Ich sah beide an, und merkte schnell, wie Sofia nachgab. Offenbar wurde diese Diskussion schon seit Tagen geführt, was Otreras müde Miene neuerdings erklären würde.
"Ich bleibe doch auch im Haus, Sofia. Die anderen werden das schon schaffen." sagte ich ermutigend, allerdings fand ich meinen Enthusiasmus selber ein wenig seltsam. Sofia und ich hatten die übrigen Frauen gelehrt zu kämpfen, und jetzt durften wir nicht mitkämpfen?
Anderseits konnte ich Otrera auch verstehen. Mord, egal an was für einer Person, würde eine schwere Last im Leben werden. Und es war klar, dass Otrera sich als eine Art Beschützerin für Sofia sah, und ihr keine Last auftragen wollte.

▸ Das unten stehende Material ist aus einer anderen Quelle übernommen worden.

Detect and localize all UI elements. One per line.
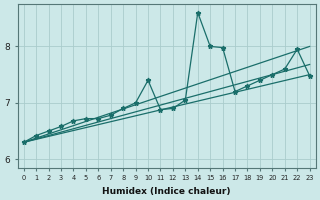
X-axis label: Humidex (Indice chaleur): Humidex (Indice chaleur): [102, 187, 231, 196]
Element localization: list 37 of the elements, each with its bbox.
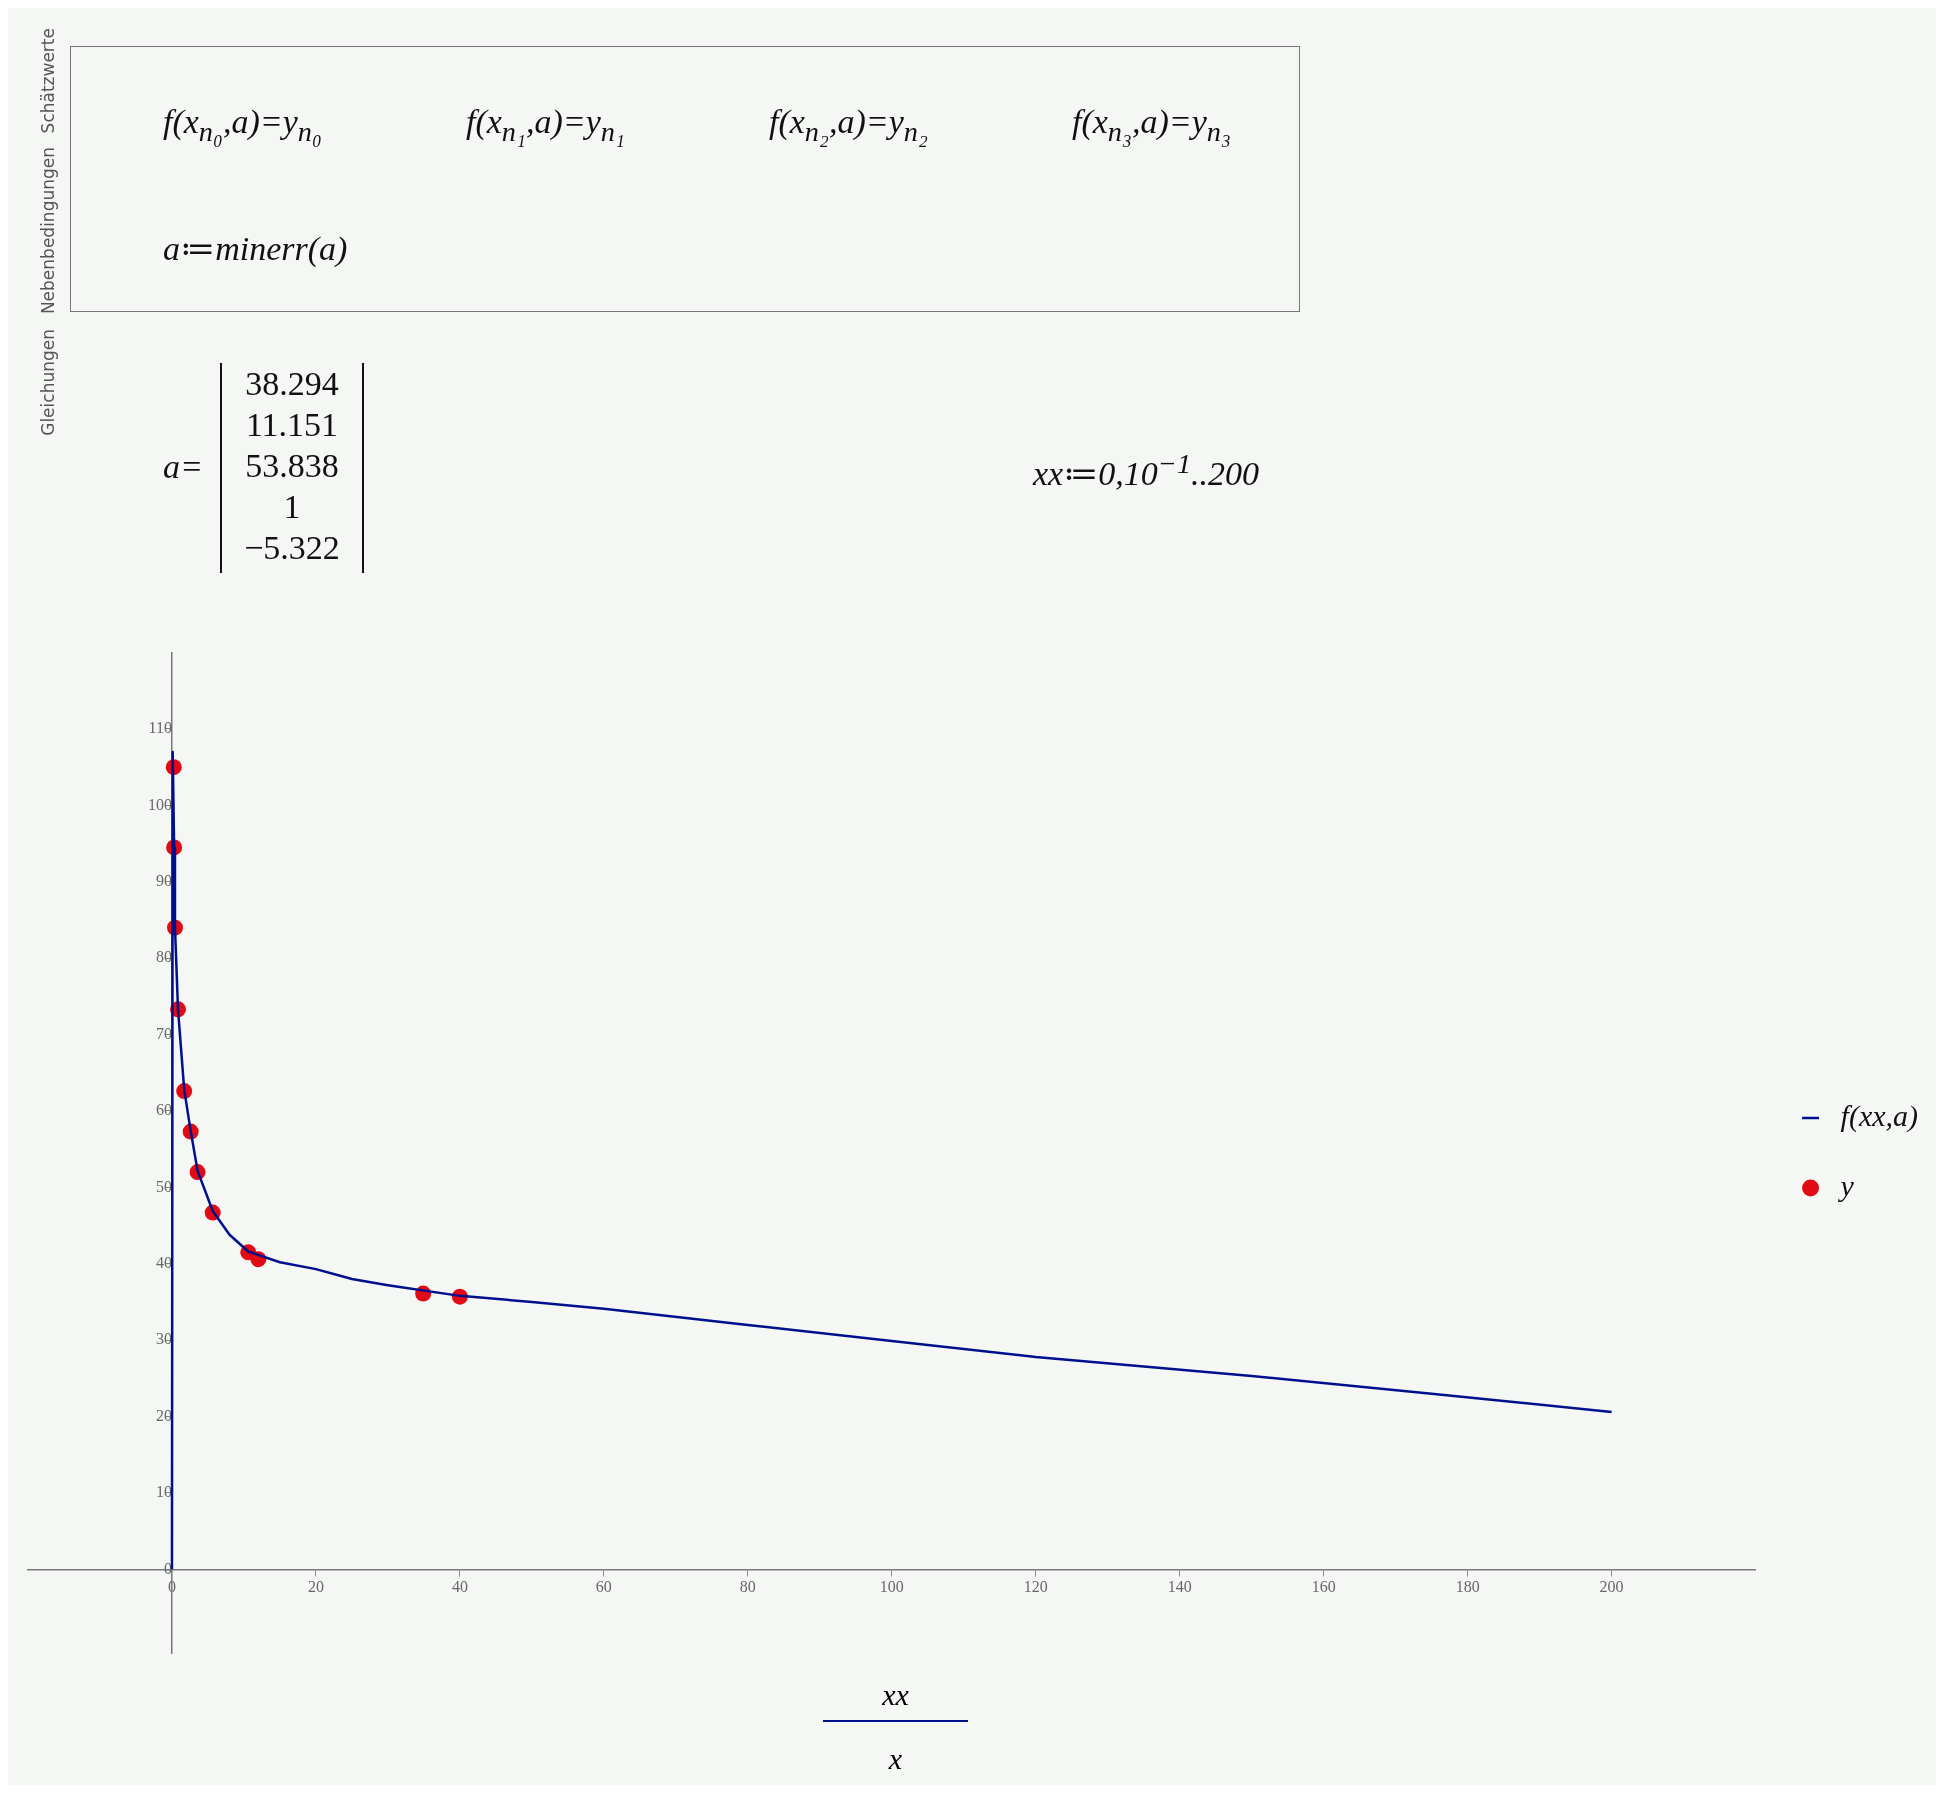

"Hey Sofia." sagte ich versöhnlich. "Wir können im Haus trainieren, ja?" Sie nickte halbwegs zufrieden, und legte einen Arm um meine Schulter. "Na gut. Aber wenn die anderen in Gefahr sind, dann - "
Plötzlich näherten sich dumpfe Schritte, und Otrera sog scharf die Luft ein. "Raus. Jetzt sofort." befahl sie. Dieses mal rannten wir ohne jegliche Widerrede nach draußen. Allerdings kamen wir nicht weit, denn vor dem Haus stand ein ziemlich betrunkener Typ mit blutunterlaufenen Augen.
"Hinterausgang, schnell." zischte Sofia. Wir liefen raus in den Hof und versteckten uns unter den Mehlsäcken. Überraschenderweise rochen sie nicht so schlimm wie der Boden. Außerdem gab es in der Nähe nichts anderes, wo wir uns hätten verstecken können.
"Weib!" brüllte der Typ, der anscheinend in das Haus gekommen war. "Bring mir was zu trinken, aber schnell! Weib! Hast du gehört, He!? Beeil dich, du kleine - "
Sofia und ich warfen uns einen Blick zu. Was Otrera jetzt wohl machen würde? "Ja, mein geliebter Ehemann." hörte ich sie sagen, darauf folgten eilige Schritte, die definitiv von ihr stammten.
W-was?! Was hatte Otrera gerade gesagt?! Geliebter Ehemann?
Na gut. Ich musste mich wieder beruhigen, sonst würde der geliebte Ehemann uns noch finden. "Putz mir die Schuhe." Seine ölig-betrunkene Stimme lallte, und ich konnte mir nur zu gut vorstellen, wie Otrera ihn dabei ansah.
Zu meiner Überraschung schien sie das zu tun. Sofia und ich sahen uns verwirrt an. Wieso tat sie das? Otrera verabscheute ihren Ehemann wie die Pest. Obwohl, gab es die Pest im antiken Griechenland bereits? Ich hatte keine Ahnung.
"Weib! Hast du gekocht?" lallte ihr Ehemann. "Ja." erwiderte sie mit einer lieblichen Stimme. So kannte ich sie überhaupt nicht. "Hier, Lieber. Das habe ich extra für dich gekocht."
"Setz dich zu mir, Schätzchen." hörten wir ihn befehlen. Mir wurde so richtig kotzübel, und Sofia wahrscheinlich auch. "Sehr gut. Ich erzähle dir jetzt etwas, also hör still zu. Heute - "
Seine immer noch lallende Stimme verstummte plötzlich, und ich bekam ein wirklich ungutes Gefühl. "Das ist für all das, was du mir in den letzten Jahren angetan hast." Definitiv Otreras Stimme, doch es war nur ein zischen, und kaum zu hören. "Auf Nimmerwiedersehen."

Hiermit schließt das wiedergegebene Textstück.